Five of the major Australian dairy processors have agreed to milk contract reform after the country’s competition watchdog identified serious issues with the industry last year.
Fonterra Australia, Parmalat Australia, Lion Dairy and Drinks, Norco Co-operative and Brownes Food Operations, together representing about 40% of Australia’s dairy farmers, have increased the contractual power they give to their farmers.
Producers will have the right to terminate milk contracts if a processor changes its supply terms, such as price or milk quality requirements, when it puts dairy farmers in a worse position.
This will mean producers can switch between milk buyers more readily, creating a more competitive pricing environment with the intention of pushing prices upwards.
The Australian dairy industry, in particular processor Murray Goulburn, were slammed by the Australian Competition and Consumer Commission for unfair trading practices as farmgate prices tumbled during the milk crisis that hit the country in 2016.
Australia’s competition watchdog recommended further improvement to contractual practices and that processors implement a mandatory code of conduct.

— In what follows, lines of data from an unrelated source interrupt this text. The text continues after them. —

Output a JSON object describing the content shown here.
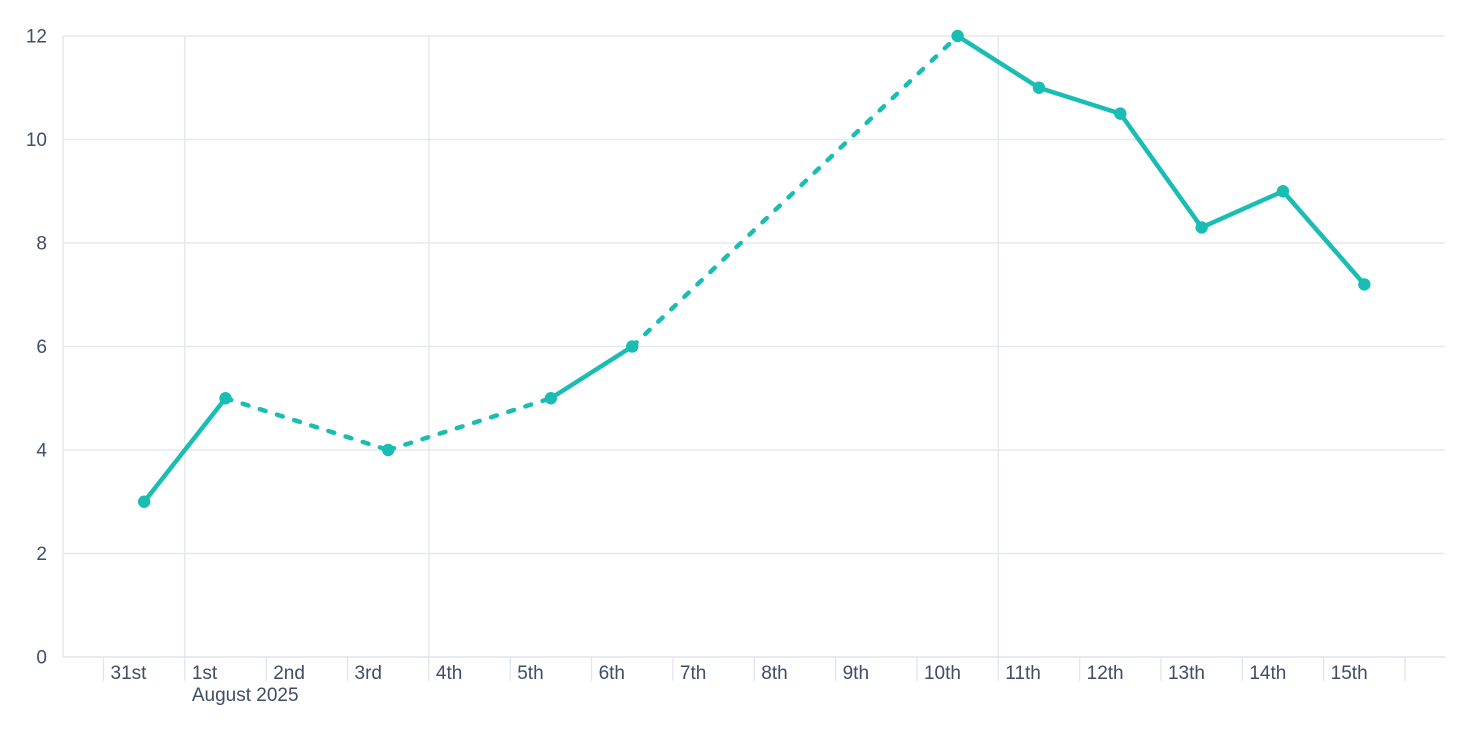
{
  "chart": {
    "colors": {
      "series": "#19bdb3",
      "grid": "#e5e8f0",
      "axis": "#dfe3ed",
      "label": "#3f4d66",
      "background": "#ffffff"
    }
  },
  "chart_data": {
    "type": "line",
    "title": "",
    "xlabel": "",
    "ylabel": "",
    "legend": false,
    "grid": {
      "horizontal": true,
      "vertical_at_week_and_month_starts": true
    },
    "x_axis": {
      "type": "datetime",
      "day_tick_labels": [
        "31st",
        "1st",
        "2nd",
        "3rd",
        "4th",
        "5th",
        "6th",
        "7th",
        "8th",
        "9th",
        "10th",
        "11th",
        "12th",
        "13th",
        "14th",
        "15th"
      ],
      "month_label": "August 2025",
      "month_label_under_day": "1st",
      "vertical_gridlines_at_days": [
        "1st",
        "4th",
        "11th"
      ],
      "trailing_unlabeled_tick": true
    },
    "y_axis": {
      "min": 0,
      "max": 12,
      "tick_interval": 2,
      "tick_labels": [
        "0",
        "2",
        "4",
        "6",
        "8",
        "10",
        "12"
      ]
    },
    "series": [
      {
        "name": "daily-values",
        "marker": "circle",
        "points": [
          {
            "date": "31st",
            "value": 3
          },
          {
            "date": "1st",
            "value": 5
          },
          {
            "date": "3rd",
            "value": 4
          },
          {
            "date": "5th",
            "value": 5
          },
          {
            "date": "6th",
            "value": 6
          },
          {
            "date": "10th",
            "value": 12
          },
          {
            "date": "11th",
            "value": 11
          },
          {
            "date": "12th",
            "value": 10.5
          },
          {
            "date": "13th",
            "value": 8.3
          },
          {
            "date": "14th",
            "value": 9
          },
          {
            "date": "15th",
            "value": 7.2
          }
        ],
        "dashed_segments": [
          [
            "1st",
            "3rd"
          ],
          [
            "3rd",
            "5th"
          ],
          [
            "6th",
            "10th"
          ]
        ]
      }
    ]
  }
}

Processors were also questioned over lengthy notice periods employed by some of them, as well as one-sided termination rights, broad indemnities and certain terms that made it difficult for farmers to lease farms or sell cattle.
The announcement is a pertinent one, as the UK is currently debating similar reforms to dairy contracts.
Many of the changes made to the Australian signal are being argued for by national farmers’ unions, which wish to redress the balance of power back to producers after years of being price takers.
Dairy UK, which represents processors that collect 85% of the country’s milk, does not want the current situation to change.